While the Internet is a network infrastructure compromised of several routers, hubs, gateways, switches the hardware is incredibly different then what we use. An example of a carrier-grade router below (Cisco CRS-1, Juniper MX960):
Some of these devices can route millions of packets per second and commonly have optical interfaces up through but not limited to OC-768 (~40 Gbps). These machines use certain protocols such as Border Gateway Protocol (BGP), Open Shortest First Path (OSPF) and/or Intermediate System-to-Intermediate System (IS-IS, yes it is still in use today) to exchange routing information between networks and varying locations. BGP is the protocol responsible for the maintaining the majority of routing on the Internet. These routers are typically interconnected through fiber optic line laid through cities, country sides, etc.

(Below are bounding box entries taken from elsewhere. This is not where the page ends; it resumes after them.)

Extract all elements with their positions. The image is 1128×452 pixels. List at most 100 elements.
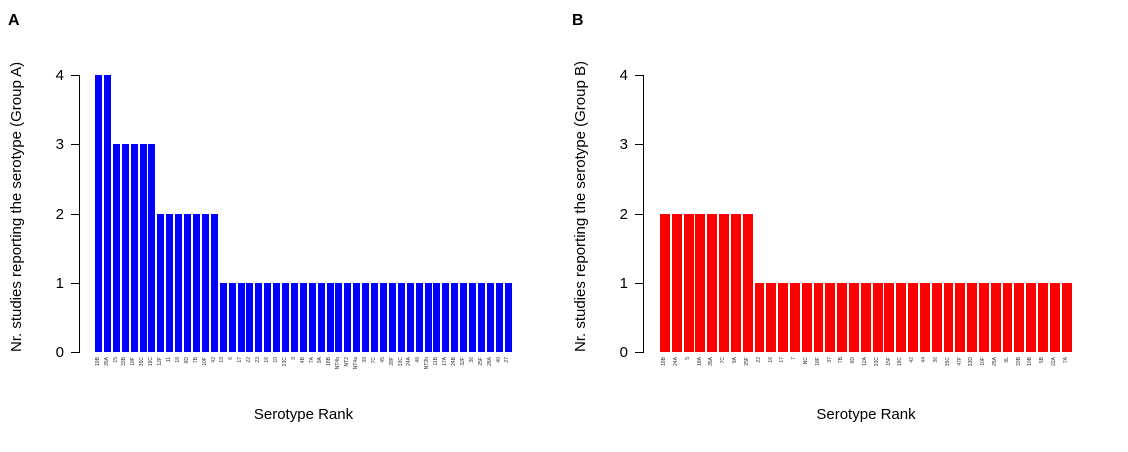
bar	[460, 282, 468, 352]
panel-b-x-axis-title: Serotype Rank	[816, 406, 916, 423]
x-tick-label: 17	[779, 357, 786, 363]
x-tick-label: 25A	[991, 357, 998, 366]
x-tick-label: 7C	[370, 357, 377, 364]
x-tick-label: 33C	[873, 357, 880, 367]
bar	[442, 282, 450, 352]
x-tick-label: 24A	[406, 357, 413, 366]
x-tick-label: 23C	[281, 357, 288, 367]
bar	[388, 282, 396, 352]
x-tick-label: 10	[272, 357, 279, 363]
x-tick-cell: 23C	[282, 357, 289, 366]
x-tick-label: 35A	[103, 357, 110, 366]
bar	[371, 282, 379, 352]
bar	[148, 144, 156, 352]
x-tick-cell: 48	[415, 357, 423, 363]
x-tick-cell: 10F	[202, 357, 209, 366]
bar	[872, 282, 883, 352]
x-tick-label: 47F	[956, 357, 963, 366]
bar	[237, 282, 245, 352]
bar	[290, 282, 298, 352]
bar	[103, 75, 111, 352]
x-tick-cell: 40	[496, 357, 503, 363]
x-tick-cell: 10	[273, 357, 280, 363]
y-tick	[71, 75, 79, 76]
y-tick	[71, 352, 79, 353]
bar	[192, 213, 200, 352]
bar	[730, 213, 741, 352]
x-tick-label: 33B	[121, 357, 128, 366]
bar	[380, 282, 387, 352]
x-tick-label: 18	[174, 357, 181, 363]
y-tick	[635, 75, 643, 76]
y-tick	[635, 144, 643, 146]
bar	[943, 282, 954, 352]
x-tick-cell: 5B	[1038, 357, 1048, 363]
x-tick-label: 22A	[1051, 357, 1057, 366]
bar	[671, 213, 682, 352]
x-tick-label: 33D	[968, 357, 975, 367]
x-tick-label: 18A	[696, 357, 703, 366]
x-tick-cell: NT4b	[335, 357, 342, 369]
x-tick-cell: 7C	[719, 357, 729, 363]
x-tick-label: 12A	[862, 357, 868, 366]
x-tick-cell: 33B	[1014, 357, 1024, 366]
panel-a-bars	[95, 75, 512, 352]
x-tick-label: 19B	[94, 357, 101, 366]
x-tick-cell: 27	[504, 357, 512, 363]
x-tick-cell: 24A	[406, 357, 414, 366]
bar	[264, 282, 272, 352]
x-tick-cell: 35C	[139, 357, 147, 367]
x-tick-cell: 17	[778, 357, 788, 363]
x-tick-cell: 33C	[873, 357, 883, 366]
x-tick-cell: 6D	[849, 357, 859, 363]
bar	[919, 282, 930, 352]
y-tick-label: 4	[619, 67, 628, 84]
bar	[1026, 282, 1037, 352]
x-tick-cell: 10B	[1026, 357, 1036, 366]
bar	[273, 282, 281, 352]
x-tick-cell: 11	[166, 357, 173, 362]
x-tick-cell: 18	[175, 357, 182, 363]
x-tick-label: 7B	[192, 357, 199, 364]
panel-a-x-axis-title: Serotype Rank	[253, 406, 354, 423]
x-tick-label: 36	[468, 357, 475, 363]
x-tick-cell: 19B	[95, 357, 102, 366]
x-tick-label: 9A	[317, 357, 324, 364]
panel-a-y-axis: 0 1 2 3 4	[0, 68, 80, 360]
x-tick-label: 40	[495, 357, 502, 363]
x-tick-label: 9L	[1003, 357, 1010, 363]
x-tick-cell: 12F	[157, 357, 164, 366]
x-tick-label: 44	[921, 357, 928, 363]
bar	[978, 282, 989, 352]
x-tick-cell: 42	[908, 357, 918, 363]
y-axis-line	[643, 75, 644, 353]
x-tick-cell: 36	[932, 357, 942, 363]
x-tick-label: 7A	[1062, 357, 1069, 364]
bar	[931, 282, 942, 352]
bar	[884, 282, 895, 352]
y-tick-label: 2	[55, 205, 64, 223]
x-tick-label: 19C	[148, 357, 155, 367]
x-tick-label: 7B	[838, 357, 845, 364]
bar	[1002, 282, 1013, 352]
x-tick-cell: 7C	[371, 357, 378, 363]
x-tick-label: 35C	[944, 357, 951, 367]
x-tick-label: NC	[802, 357, 809, 365]
y-tick-label: 2	[619, 205, 628, 223]
x-tick-cell: 42	[211, 357, 218, 363]
x-tick-label: 28F	[388, 357, 395, 366]
panel-a: A Nr. studies reporting the serotype (Gr…	[0, 12, 512, 423]
x-tick-cell: 7B	[837, 357, 847, 363]
y-tick-label: 0	[55, 344, 64, 361]
x-tick-label: 19	[219, 357, 226, 363]
panel-b-y-axis: 0 1 2 3 4	[564, 68, 644, 360]
bar	[433, 282, 441, 352]
x-tick-cell: 9A	[317, 357, 325, 364]
x-tick-cell: 18F	[814, 357, 824, 366]
panel-a-x-tick-labels: 19B 35A 15 33B 18F 35C 19C 12F 11 18 6D 7B 10F 42 19 6 1…	[95, 357, 512, 369]
bar	[660, 213, 670, 352]
x-tick-label: 35C	[139, 357, 146, 367]
x-tick-cell: 24B	[451, 357, 458, 366]
x-tick-label: 7C	[720, 357, 727, 364]
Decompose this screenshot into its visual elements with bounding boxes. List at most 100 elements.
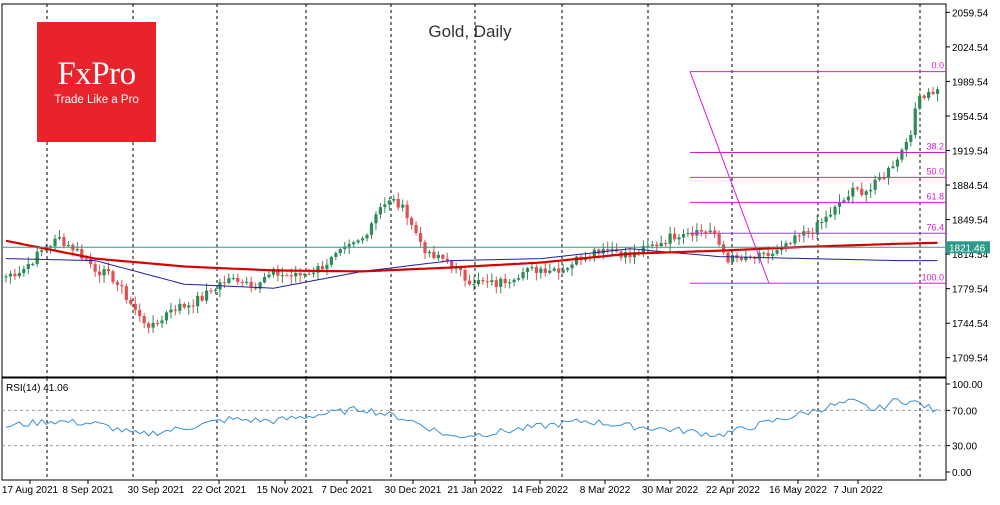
x-tick-label: 30 Mar 2022 (642, 485, 699, 496)
candle-body (869, 189, 873, 192)
candle-body (490, 280, 494, 283)
candle-body (334, 253, 338, 257)
candle-body (499, 278, 503, 287)
candle-body (133, 303, 137, 310)
candle-body (93, 264, 97, 272)
candle-body (169, 309, 173, 313)
candle-body (98, 271, 102, 276)
candle-body (40, 250, 44, 252)
candle-body (178, 303, 182, 311)
candle-body (414, 224, 418, 234)
candle-body (695, 229, 699, 236)
candle-body (222, 282, 226, 284)
candle-body (481, 279, 485, 282)
candle-body (557, 268, 561, 273)
candle-body (846, 196, 850, 201)
candle-body (352, 242, 356, 245)
candle-body (307, 273, 311, 275)
y-tick-label: 1989.54 (952, 77, 989, 88)
candle-body (722, 244, 726, 253)
candle-body (289, 275, 293, 277)
candle-body (347, 244, 351, 247)
candle-body (753, 257, 757, 259)
candle-body (516, 278, 521, 280)
candle-body (396, 199, 400, 208)
candle-body (548, 270, 552, 273)
candle-body (672, 233, 677, 240)
rsi-title: RSI(14) 41.06 (6, 383, 69, 394)
candle-body (566, 268, 570, 270)
candle-body (726, 252, 730, 263)
candle-body (592, 249, 596, 258)
candle-body (543, 268, 547, 273)
ma-slow-line (5, 239, 938, 273)
candle-body (294, 273, 298, 277)
x-tick-label: 17 Aug 2021 (2, 485, 59, 496)
candle-body (387, 200, 391, 205)
candle-body (762, 252, 766, 254)
candle-body (886, 168, 891, 179)
candle-body (338, 249, 342, 254)
candle-body (445, 258, 449, 261)
candle-body (503, 278, 507, 284)
candle-body (646, 245, 650, 247)
candle-body (13, 273, 17, 277)
candle-body (713, 230, 717, 234)
candle-body (231, 278, 235, 280)
x-tick-label: 7 Dec 2021 (321, 485, 373, 496)
candle-body (392, 199, 396, 201)
candle-body (610, 248, 614, 251)
candle-body (35, 251, 39, 264)
candle-body (111, 271, 115, 283)
candle-body (570, 264, 574, 269)
fib-level-label: 76.4 (926, 222, 944, 232)
x-tick-label: 30 Dec 2021 (385, 485, 442, 496)
current-price-label: 1821.46 (949, 243, 986, 254)
candle-body (766, 252, 770, 256)
candle-body (574, 256, 579, 265)
candle-body (53, 238, 57, 247)
y-tick-label: 2024.54 (952, 43, 989, 54)
candle-body (106, 269, 111, 272)
candle-body (360, 238, 365, 241)
candle-body (418, 233, 423, 243)
candle-body (240, 281, 244, 283)
x-tick-label: 16 May 2022 (769, 485, 827, 496)
candle-body (285, 275, 289, 277)
candle-body (463, 269, 467, 281)
candle-body (62, 237, 66, 246)
candle-body (935, 89, 940, 94)
candle-body (147, 323, 151, 328)
candle-body (708, 230, 712, 233)
candle-body (521, 272, 525, 279)
y-tick-label: 1744.54 (952, 319, 989, 330)
candle-body (530, 267, 534, 269)
candle-body (632, 252, 637, 258)
candle-body (472, 284, 476, 286)
candle-body (476, 279, 481, 285)
y-tick-label: 1954.54 (952, 112, 989, 123)
candle-body (806, 231, 810, 233)
candle-body (788, 243, 793, 245)
candle-body (922, 95, 926, 98)
candle-body (539, 268, 543, 273)
candle-body (860, 188, 864, 195)
candle-body (882, 178, 886, 180)
current-price-tag (946, 241, 990, 254)
candle-body (664, 243, 668, 245)
candle-body (677, 237, 681, 240)
candle-body (124, 286, 128, 300)
y-tick-label: 2059.54 (952, 8, 989, 19)
y-tick-label: 1814.54 (952, 250, 989, 261)
candle-body (325, 264, 329, 270)
price-pane-frame (1, 3, 947, 378)
fib-trendline (689, 71, 770, 284)
candle-body (209, 290, 213, 292)
candle-body (436, 254, 440, 259)
candle-body (895, 159, 900, 167)
candle-body (561, 269, 565, 273)
rsi-tick-label: 70.00 (952, 406, 977, 417)
x-tick-label: 22 Oct 2021 (192, 485, 247, 496)
fib-level-label: 50.0 (926, 166, 944, 176)
candle-body (842, 200, 846, 203)
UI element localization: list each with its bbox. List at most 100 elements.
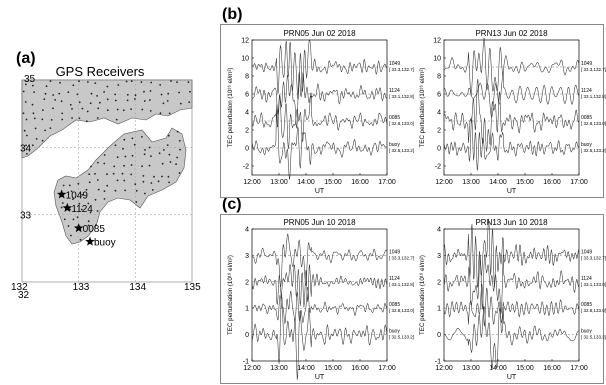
series-line-buoy xyxy=(251,293,388,380)
x-tick-label: 14:00 xyxy=(489,365,507,372)
y-tick-label: 12 xyxy=(433,38,441,45)
y-tick-label: 4 xyxy=(245,110,249,117)
y-tick-label: 4 xyxy=(437,110,441,117)
chart-b-left: PRN05 Jun 02 2018 12:00 13:00 14:00 15:00 16:… xyxy=(227,29,414,195)
series-line-0085 xyxy=(251,92,388,150)
y-tick-label: 3 xyxy=(437,253,441,260)
x-tick-label: 16:00 xyxy=(351,365,369,372)
x-tick-label: 14:00 xyxy=(297,365,315,372)
series-coords-1124: [ 33.1,132.8] xyxy=(389,282,414,287)
panel-label-c: (c) xyxy=(222,196,242,213)
x-tick-label: 16:00 xyxy=(543,365,561,372)
series-name-1049: 1049 xyxy=(581,61,592,67)
series-coords-1124: [ 33.1,132.8] xyxy=(581,94,606,99)
series-line-0085 xyxy=(443,78,580,152)
series-coords-0085: [ 32.8,133.0] xyxy=(389,308,414,313)
x-tick-label: 12:00 xyxy=(435,365,453,372)
series-coords-0085: [ 32.8,133.0] xyxy=(581,308,606,313)
x-tick-label: 13:00 xyxy=(270,365,288,372)
y-tick-label: 0 xyxy=(437,146,441,153)
series-coords-1049: [ 33.3,132.7] xyxy=(581,67,606,72)
x-tick-label: 15:00 xyxy=(516,179,534,186)
y-tick-label: 2 xyxy=(245,279,249,286)
y-tick-label: 2 xyxy=(245,128,249,135)
y-tick-label: 0 xyxy=(245,332,249,339)
y-axis-label: TEC perturbation (10¹⁶ el/m²) xyxy=(419,68,426,148)
series-line-buoy xyxy=(251,104,388,180)
series-coords-1049: [ 33.3,132.7] xyxy=(389,255,414,260)
panel-b-box xyxy=(220,24,604,198)
series-name-1049: 1049 xyxy=(389,61,400,67)
y-tick-label: 10 xyxy=(241,56,249,63)
series-name-0085: 0085 xyxy=(389,115,400,121)
chart-plot-area xyxy=(251,228,388,362)
series-name-buoy: buoy xyxy=(389,142,400,148)
x-tick-label: 15:00 xyxy=(516,365,534,372)
series-line-0085 xyxy=(443,284,580,327)
x-tick-label: 14:00 xyxy=(297,179,315,186)
chart-title: PRN05 Jun 10 2018 xyxy=(283,218,356,227)
x-tick-label: 12:00 xyxy=(243,365,261,372)
y-tick-label: 12 xyxy=(241,38,249,45)
chart-plot-area xyxy=(443,228,580,362)
x-tick-label: 13:00 xyxy=(462,179,480,186)
series-line-1049 xyxy=(443,37,580,96)
y-tick-label: 10 xyxy=(433,56,441,63)
series-coords-1049: [ 33.3,132.7] xyxy=(581,255,606,260)
y-tick-label: 2 xyxy=(437,279,441,286)
x-tick-label: 15:00 xyxy=(324,179,342,186)
x-tick-label: 17:00 xyxy=(570,179,588,186)
series-name-0085: 0085 xyxy=(581,115,592,121)
y-tick-label: -2 xyxy=(435,164,441,171)
series-line-1124 xyxy=(251,71,388,129)
series-name-1049: 1049 xyxy=(389,249,400,255)
series-line-1049 xyxy=(443,218,580,288)
y-tick-label: -2 xyxy=(243,164,249,171)
y-tick-label: 0 xyxy=(437,332,441,339)
x-tick-label: 12:00 xyxy=(243,179,261,186)
series-name-1124: 1124 xyxy=(389,88,400,94)
y-tick-label: 6 xyxy=(437,92,441,99)
x-tick-label: 16:00 xyxy=(351,179,369,186)
y-tick-label: 4 xyxy=(437,227,441,234)
chart-plot-area xyxy=(251,39,388,176)
series-line-buoy xyxy=(443,306,580,369)
x-axis-label: UT xyxy=(507,188,517,195)
y-axis-label: TEC perturbation (10¹⁶ el/m²) xyxy=(227,68,234,148)
series-coords-buoy: [ 32.5,133.2] xyxy=(389,148,414,153)
series-coords-buoy: [ 32.5,133.2] xyxy=(581,335,606,340)
series-coords-1049: [ 33.3,132.7] xyxy=(389,67,414,72)
chart-title: PRN13 Jun 02 2018 xyxy=(475,29,548,38)
series-line-1049 xyxy=(251,39,388,100)
series-name-1049: 1049 xyxy=(581,249,592,255)
y-tick-label: -1 xyxy=(243,359,249,366)
series-name-buoy: buoy xyxy=(389,329,400,335)
x-tick-label: 17:00 xyxy=(378,179,396,186)
y-tick-label: -1 xyxy=(435,359,441,366)
y-tick-label: 0 xyxy=(245,146,249,153)
x-tick-label: 17:00 xyxy=(570,365,588,372)
y-tick-label: 2 xyxy=(437,128,441,135)
series-line-1124 xyxy=(443,254,580,314)
chart-c-right: PRN13 Jun 10 2018 12:00 13:00 14:00 15:00 16:… xyxy=(419,218,606,381)
y-tick-label: 8 xyxy=(245,74,249,81)
chart-title: PRN13 Jun 10 2018 xyxy=(475,218,548,227)
series-name-1124: 1124 xyxy=(389,276,400,282)
series-name-1124: 1124 xyxy=(581,88,592,94)
series-coords-0085: [ 32.8,133.0] xyxy=(389,121,414,126)
y-axis-label: TEC perturbation (10¹⁶ el/m²) xyxy=(419,255,426,335)
y-tick-label: 3 xyxy=(245,253,249,260)
x-tick-label: 15:00 xyxy=(324,365,342,372)
series-line-1124 xyxy=(443,71,580,119)
chart-title: PRN05 Jun 02 2018 xyxy=(283,29,356,38)
series-coords-buoy: [ 32.5,133.2] xyxy=(389,335,414,340)
chart-plot-area xyxy=(443,39,580,176)
series-name-0085: 0085 xyxy=(581,302,592,308)
panel-label-a: (a) xyxy=(16,50,36,67)
y-tick-label: 1 xyxy=(437,306,441,313)
panel-c-box xyxy=(220,214,604,384)
series-line-buoy xyxy=(443,117,580,171)
series-name-buoy: buoy xyxy=(581,142,592,148)
series-name-0085: 0085 xyxy=(389,302,400,308)
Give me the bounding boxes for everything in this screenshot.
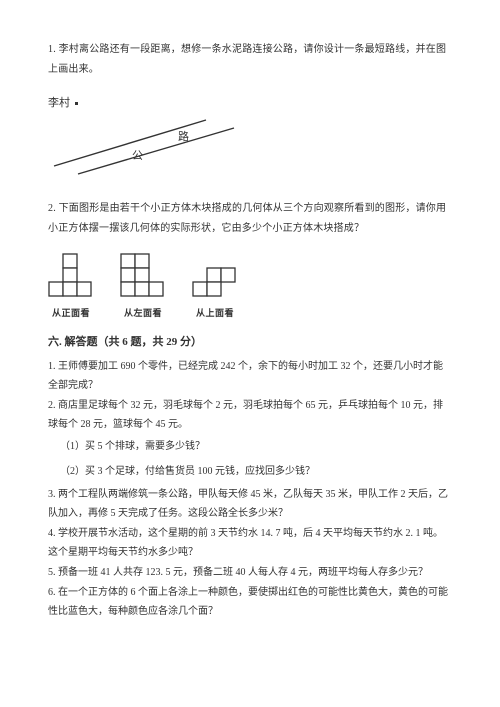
- problem-1-text: 1. 李村离公路还有一段距离，想修一条水泥路连接公路，请你设计一条最短路线，并在…: [48, 40, 452, 80]
- village-label: 李村: [48, 97, 70, 109]
- section-6-title: 六. 解答题（共 6 题，共 29 分）: [48, 333, 452, 349]
- view-front: 从正面看: [48, 253, 94, 319]
- view-left-svg: [120, 253, 166, 299]
- village-label-row: 李村: [48, 94, 452, 110]
- s6-p5: 5. 预备一班 41 人共存 123. 5 元，预备二班 40 人每人存 4 元…: [48, 563, 452, 582]
- s6-p2: 2. 商店里足球每个 32 元，羽毛球每个 2 元，羽毛球拍每个 65 元，乒乓…: [48, 396, 452, 434]
- view-top-svg: [192, 267, 238, 299]
- view-top: 从上面看: [192, 267, 238, 319]
- problem-2-text: 2. 下面图形是由若干个小正方体木块搭成的几何体从三个方向观察所看到的图形，请你…: [48, 199, 452, 239]
- village-point: [75, 102, 78, 105]
- s6-p2b: （2）买 3 个足球，付给售货员 100 元钱，应找回多少钱？: [60, 462, 452, 481]
- view-left: 从左面看: [120, 253, 166, 319]
- s6-p3: 3. 两个工程队两端修筑一条公路，甲队每天修 45 米，乙队每天 35 米，甲队…: [48, 485, 452, 523]
- view-left-caption: 从左面看: [120, 306, 166, 319]
- views-row: 从正面看 从左面看 从上面看: [48, 253, 452, 319]
- road-char-2: 路: [178, 130, 189, 143]
- s6-p6: 6. 在一个正方体的 6 个面上各涂上一种颜色，要使掷出红色的可能性比黄色大，黄…: [48, 583, 452, 621]
- road-diagram: 公 路: [48, 110, 248, 176]
- s6-p2a: （1）买 5 个排球，需要多少钱？: [60, 437, 452, 456]
- road-char-1: 公: [132, 150, 143, 162]
- view-front-caption: 从正面看: [48, 306, 94, 319]
- s6-p4: 4. 学校开展节水活动，这个星期的前 3 天节约水 14. 7 吨，后 4 天平…: [48, 524, 452, 562]
- view-top-caption: 从上面看: [192, 306, 238, 319]
- s6-p1: 1. 王师傅要加工 690 个零件，已经完成 242 个，余下的每小时加工 32…: [48, 357, 452, 395]
- view-front-svg: [48, 253, 94, 299]
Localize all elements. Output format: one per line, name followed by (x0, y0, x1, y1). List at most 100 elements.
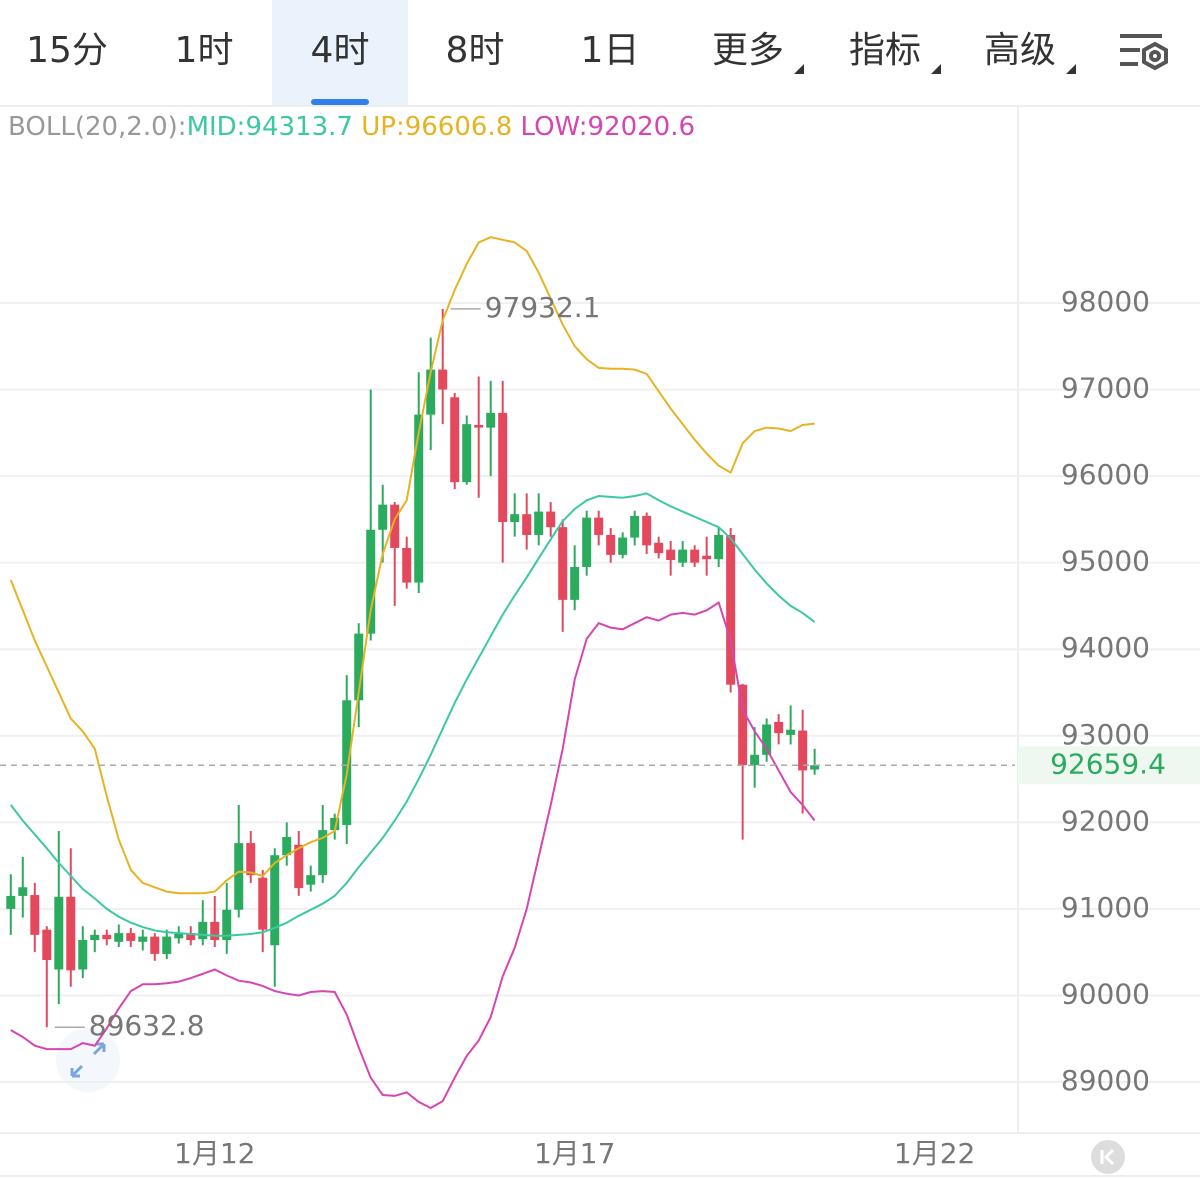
candle-body (114, 933, 124, 942)
dropdown-triangle (931, 64, 941, 74)
tab[interactable]: 1日 (581, 30, 640, 71)
candle-body (762, 724, 772, 755)
legend-value: 96606.8 (405, 112, 513, 142)
legend-label: MID: (187, 112, 246, 142)
candle-body (642, 515, 652, 546)
candle-body (714, 534, 724, 560)
candle-body (726, 534, 736, 685)
candle-body (510, 514, 520, 522)
indicator-name: BOLL(20,2.0): (8, 112, 187, 142)
boll-line (10, 600, 816, 1110)
dropdown-triangle (794, 64, 804, 74)
candle-body (174, 933, 184, 939)
candle-body (750, 754, 760, 766)
candle-body (678, 549, 688, 563)
candle-body (690, 549, 700, 563)
legend-label: LOW: (521, 112, 588, 142)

Just like any local network but on a larger geographical scale, ISPs also have backbone and access layer (PE or Provider Edge) implementations. If you order a circuit or internet connection, the cabling from your location and WAN-facing interface typically makes it back to an interface on one of these devices. For a provider, it is common to 'multiplex' (mux) enterprise grade connections into a single interface. For example, a provider can break a T3/DS3 interface (44.736 Mbit) into 28 separate T1/DS1 (1.544 Mbit) for multiple various customers.
While these devices have implemented their own complexities, they still use the same TCP/IP protocol suite that your router at home uses to transmit and receive data.